"No Amount of Sound" by Into It. Over It.

On “Obsessive Compulsive Distraction,” one of the standout cuts on Into It. Over It.’s recent album “Intersections,” Evan Weiss sings of “thinking simple and putting life to ink.” Fittingly, the life taking shape on the page is often his own--the Logan Square resident (who appeared a couple weeks ago on “Last Call with Carson Daly”) packs his heartfelt, emo-leaning tunes with the myriad people and places he encounters every day.
 
“Sometimes you just have to let it all hang out and hope the person you're writing about will understand,” said Weiss, 29, reached by phone during an early February swing through the Deep South. “Generally people who know me and know what I write about are prepared to be the subject of a song.”
 
First: Did you actually request a phone number that ends in 666?
No, no, no. I just got lucky [laughs]. I've had this number since I was a teenager.
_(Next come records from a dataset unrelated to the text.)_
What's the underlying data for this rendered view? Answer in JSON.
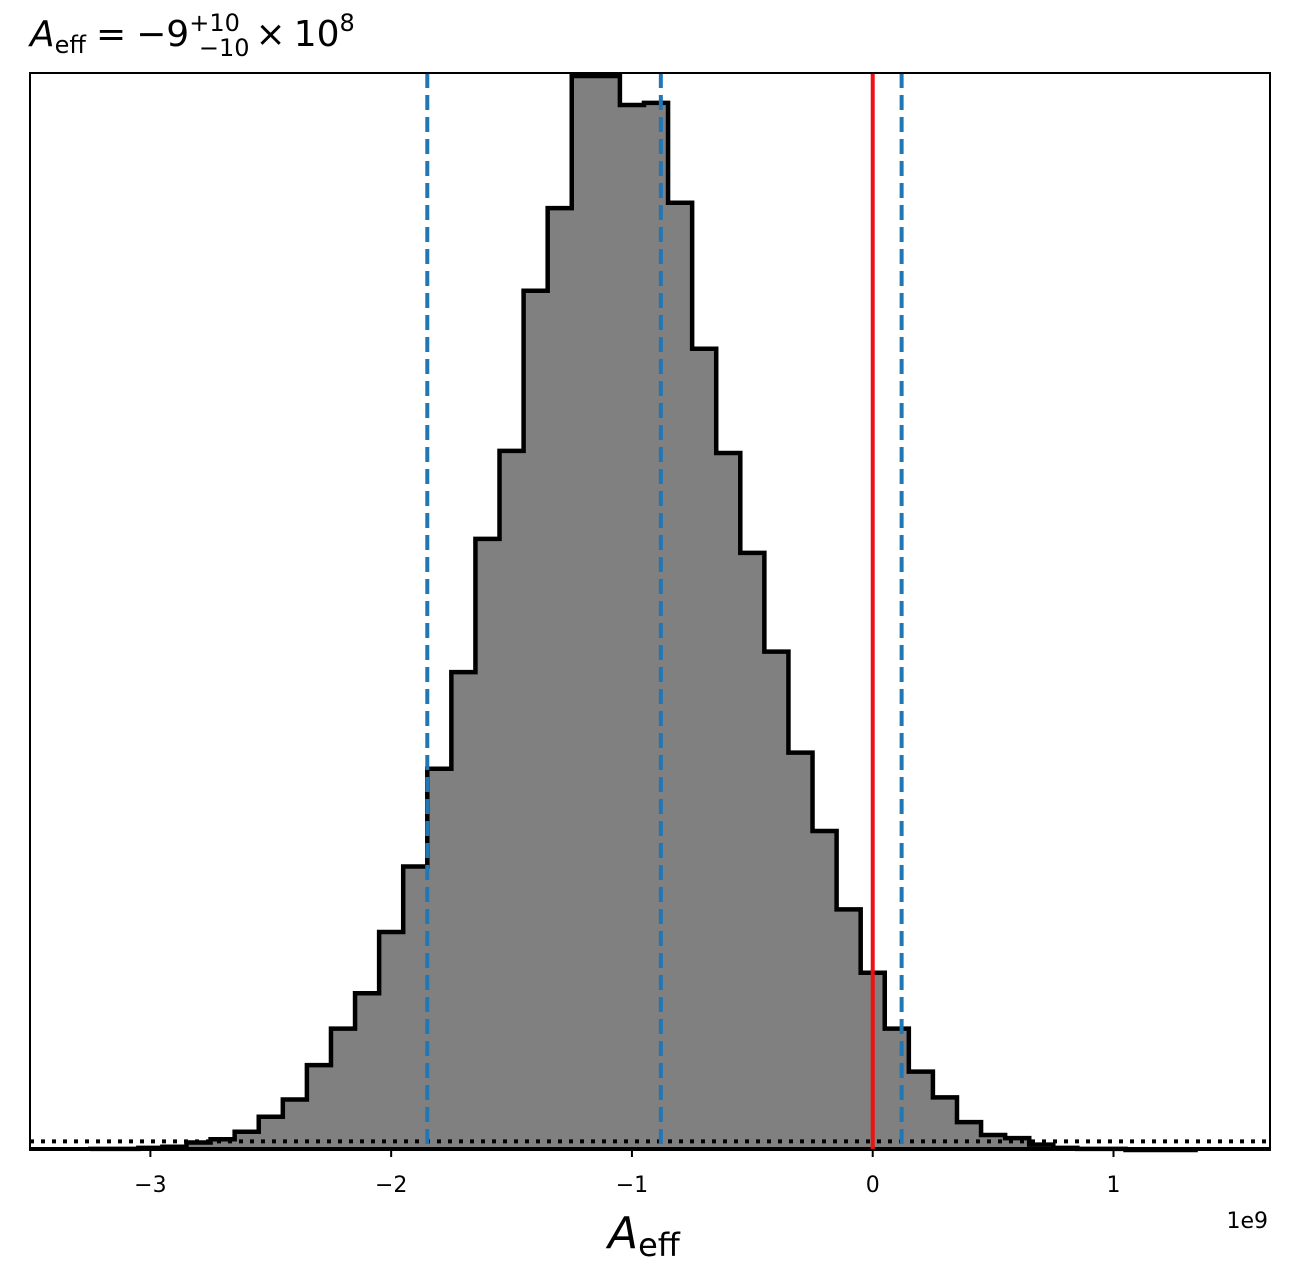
{
  "chart_data": {
    "type": "histogram",
    "title": {
      "symbol": "A",
      "subscript": "eff",
      "equals": "=",
      "median": "−9",
      "upper": "+10",
      "lower": "−10",
      "times": "×",
      "base": "10",
      "exponent": "8"
    },
    "xlabel": {
      "symbol": "A",
      "subscript": "eff"
    },
    "x_offset_label": "1e9",
    "xlim": [
      -3.5,
      1.65
    ],
    "ylim": [
      0,
      1.0
    ],
    "xticks": [
      {
        "value": -3,
        "label": "−3"
      },
      {
        "value": -2,
        "label": "−2"
      },
      {
        "value": -1,
        "label": "−1"
      },
      {
        "value": 0,
        "label": "0"
      },
      {
        "value": 1,
        "label": "1"
      }
    ],
    "bin_edges": [
      -3.25,
      -3.15,
      -3.05,
      -2.95,
      -2.85,
      -2.75,
      -2.65,
      -2.55,
      -2.45,
      -2.35,
      -2.25,
      -2.15,
      -2.05,
      -1.95,
      -1.85,
      -1.75,
      -1.65,
      -1.55,
      -1.45,
      -1.35,
      -1.25,
      -1.15,
      -1.05,
      -0.95,
      -0.85,
      -0.75,
      -0.65,
      -0.55,
      -0.45,
      -0.35,
      -0.25,
      -0.15,
      -0.05,
      0.05,
      0.15,
      0.25,
      0.35,
      0.45,
      0.55,
      0.65,
      0.75,
      0.85,
      0.95,
      1.05,
      1.15,
      1.25,
      1.35
    ],
    "bin_heights": [
      0.001,
      0.001,
      0.002,
      0.003,
      0.007,
      0.01,
      0.017,
      0.031,
      0.047,
      0.079,
      0.113,
      0.146,
      0.203,
      0.264,
      0.355,
      0.445,
      0.569,
      0.651,
      0.8,
      0.877,
      1.0,
      1.0,
      0.973,
      0.975,
      0.882,
      0.746,
      0.649,
      0.556,
      0.464,
      0.37,
      0.297,
      0.224,
      0.165,
      0.113,
      0.073,
      0.049,
      0.026,
      0.014,
      0.011,
      0.005,
      0.002,
      0.001,
      0.001,
      0.0,
      0.0,
      0.0
    ],
    "fill_color": "#808080",
    "edge_color": "#000000",
    "reference_lines": [
      {
        "x": -1.85,
        "style": "dashed",
        "color": "#1f77b4"
      },
      {
        "x": -0.88,
        "style": "dashed",
        "color": "#1f77b4"
      },
      {
        "x": 0.12,
        "style": "dashed",
        "color": "#1f77b4"
      },
      {
        "x": 0.0,
        "style": "solid",
        "color": "#ee1111"
      }
    ],
    "baseline_dotted_level": 0.008,
    "baseline_dotted_color": "#000000",
    "grid": false,
    "legend": "none"
  }
}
I remember going to the T-Mobile store, and before telling me what the number was the woman asked if I was superstitious. I said, “Why?” Then she told me what the number was, and I got so amped in the store I slapped my hand on the table like, “Yeah!” I think she thought that was a little weird.
 
Were you a metal fan at the time or something?
No, I'm more of a Satan fan [laughs].
 
Your music is often tagged with descriptions like “emo” and “sensitive,” so I thought I'd ask you about the last time you took a punch.
It was early 2011 and it was outside Archie's in Humboldt Park. I got punched in the face by this skinhead because I had apparently disrupted his game of pool, which I hadn't. I actually recorded an album a few months after that, and there was a song on the record about that night.
 
Have you ever had something happen to you that you wouldn't be comfortable exploring in song?
I was really ruthless when I started, then I toned down and now I'm getting back to being brutally honest again. I don't think there is anything I wouldn't explore, but then again I don't know how dark my thoughts really are.
 
You've always spoken about embracing brutal honesty in your music. Can you recall a time you got caught in a lie?
No, I can't — unless it was a white lie or something. When you start wearing everything on your sleeve publicly it's hard to start making things up. I was definitely a total idiot when I was in my late-teens and early-20s, and I've been trying to better myself. I guess it comes with growing older.